Department of Integrative Medicine, Fudan University Shanghai Cancer Center, Department of Oncology, Shanghai Medical College, Fudan University, Shanghai, China.
PLoS One. 2013 Sep 17;8(9):e61361. doi: 10.1371/journal.pone.0061361. eCollection 2013.
The effect of interferon(IFN) in the management of hepatocellular carcinoma (HCC) remains controversial, and no clear recommendations have been proposed.
To evaluate the effect and safety of IFN for HCC.
PubMed, OvidSP, and Cochrane Library were searched from their establishment date until August 30, 2012. Studies that met the inclusion criteria were systematically evaluated and then subjected to meta-analysis.
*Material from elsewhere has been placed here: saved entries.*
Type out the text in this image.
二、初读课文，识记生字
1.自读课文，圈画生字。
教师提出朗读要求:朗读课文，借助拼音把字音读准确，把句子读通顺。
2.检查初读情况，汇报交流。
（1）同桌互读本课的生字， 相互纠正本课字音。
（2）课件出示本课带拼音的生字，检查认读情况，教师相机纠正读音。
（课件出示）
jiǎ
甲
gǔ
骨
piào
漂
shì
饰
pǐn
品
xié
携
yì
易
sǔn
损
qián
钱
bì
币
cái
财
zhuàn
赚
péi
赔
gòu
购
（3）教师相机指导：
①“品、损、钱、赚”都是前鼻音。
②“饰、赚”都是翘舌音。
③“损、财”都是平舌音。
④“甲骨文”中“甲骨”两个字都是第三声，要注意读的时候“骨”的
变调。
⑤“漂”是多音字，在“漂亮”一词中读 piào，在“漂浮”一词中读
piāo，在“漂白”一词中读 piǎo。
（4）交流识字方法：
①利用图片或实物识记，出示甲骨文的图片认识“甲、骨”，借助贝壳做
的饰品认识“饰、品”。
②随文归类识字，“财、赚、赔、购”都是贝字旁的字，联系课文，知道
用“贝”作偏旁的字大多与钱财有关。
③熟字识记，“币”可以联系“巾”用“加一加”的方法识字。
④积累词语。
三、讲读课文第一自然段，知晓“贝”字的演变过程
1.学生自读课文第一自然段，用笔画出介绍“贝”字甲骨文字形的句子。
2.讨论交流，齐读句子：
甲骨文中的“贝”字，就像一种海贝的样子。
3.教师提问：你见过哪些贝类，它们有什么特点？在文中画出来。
Thirteen randomized control trials (RCTs) involving 1344 patients were eligible for this study. When IFN was used as an adjuvant therapy for HCC patients after curative therapy, the meta-analysis showed that IFN reduced the 1-, 2-, 3-, 4-, and 5-year recurrence rates. Subgroup analysis showed that IFN reduced the 2-, 3-, 4-, and 5-year recurrence rates of hepatitis C viral (HCV)-related HCC. The effect of IFN for on hepatitis B virus(HBV)-related HCC patients could not be determined because of isufficient data. After surgical resection, adjuvant IFN therapy reduced the 4- and 5- recurrence rates. All studies reported that IFN could not improve the overall survival of HCV-realated HCC patients after curative therapies. Only one study showed that IFN was associated with better overall survival in HCC patients after curative therapy and subgroup of HCC patients after surgical resection. Thus, meta-analysis was not performed. Different treatment options were used as control to study the effect of IFN for intermediate and advanced HCC patients, thus meta-analysis was not appropriate. All included studies, except for one, reported that IFN treatment was well tolerated.
After curative therapies, adjuvant IFN reduced the recurrence of HCC. IFN did not improve the survival of HCV-related HCC patients after curative therapy. Whether IFN is effective for intermediate and advanced HCC patients could not be determined because of insufficient data. The toxicity of IFN was acceptable.
干扰素(IFN)在肝细胞癌(HCC)治疗中的作用仍存在争议,目前尚未提出明确的建议。
评估 IFN 治疗 HCC 的效果和安全性。
从建库日期至 2012 年 8 月 30 日,检索 PubMed、OvidSP 和 Cochrane Library 数据库。对符合纳入标准的研究进行系统评价,然后进行荟萃分析。
共纳入 13 项 RCT,纳入患者 1344 例。当 IFN 作为 HCC 患者根治性治疗后的辅助治疗时,荟萃分析显示 IFN 降低了 1、2、3、4 和 5 年的复发率。亚组分析显示 IFN 降低了丙型肝炎病毒(HCV)相关性 HCC 的 2、3、4 和 5 年复发率。由于数据不足,无法确定 IFN 对乙型肝炎病毒(HBV)相关性 HCC 患者的作用。在手术切除后,辅助 IFN 治疗降低了 4 年和 5 年的复发率。所有研究均报道 IFN 不能改善根治性治疗后 HCV 相关性 HCC 患者的总生存。只有一项研究表明 IFN 与根治性治疗后 HCC 患者和根治性治疗后 HCC 患者亚组的总生存相关。因此,未进行荟萃分析。不同的治疗选择作为对照来研究 IFN 对中晚期 HCC 患者的疗效,因此不适合进行荟萃分析。除一项研究外,所有纳入研究均报道 IFN 治疗耐受性良好。
在根治性治疗后,辅助 IFN 降低了 HCC 的复发率。IFN 不能改善根治性治疗后 HCV 相关性 HCC 患者的生存。由于数据不足,无法确定 IFN 对中晚期 HCC 患者是否有效。IFN 的毒性是可以接受的。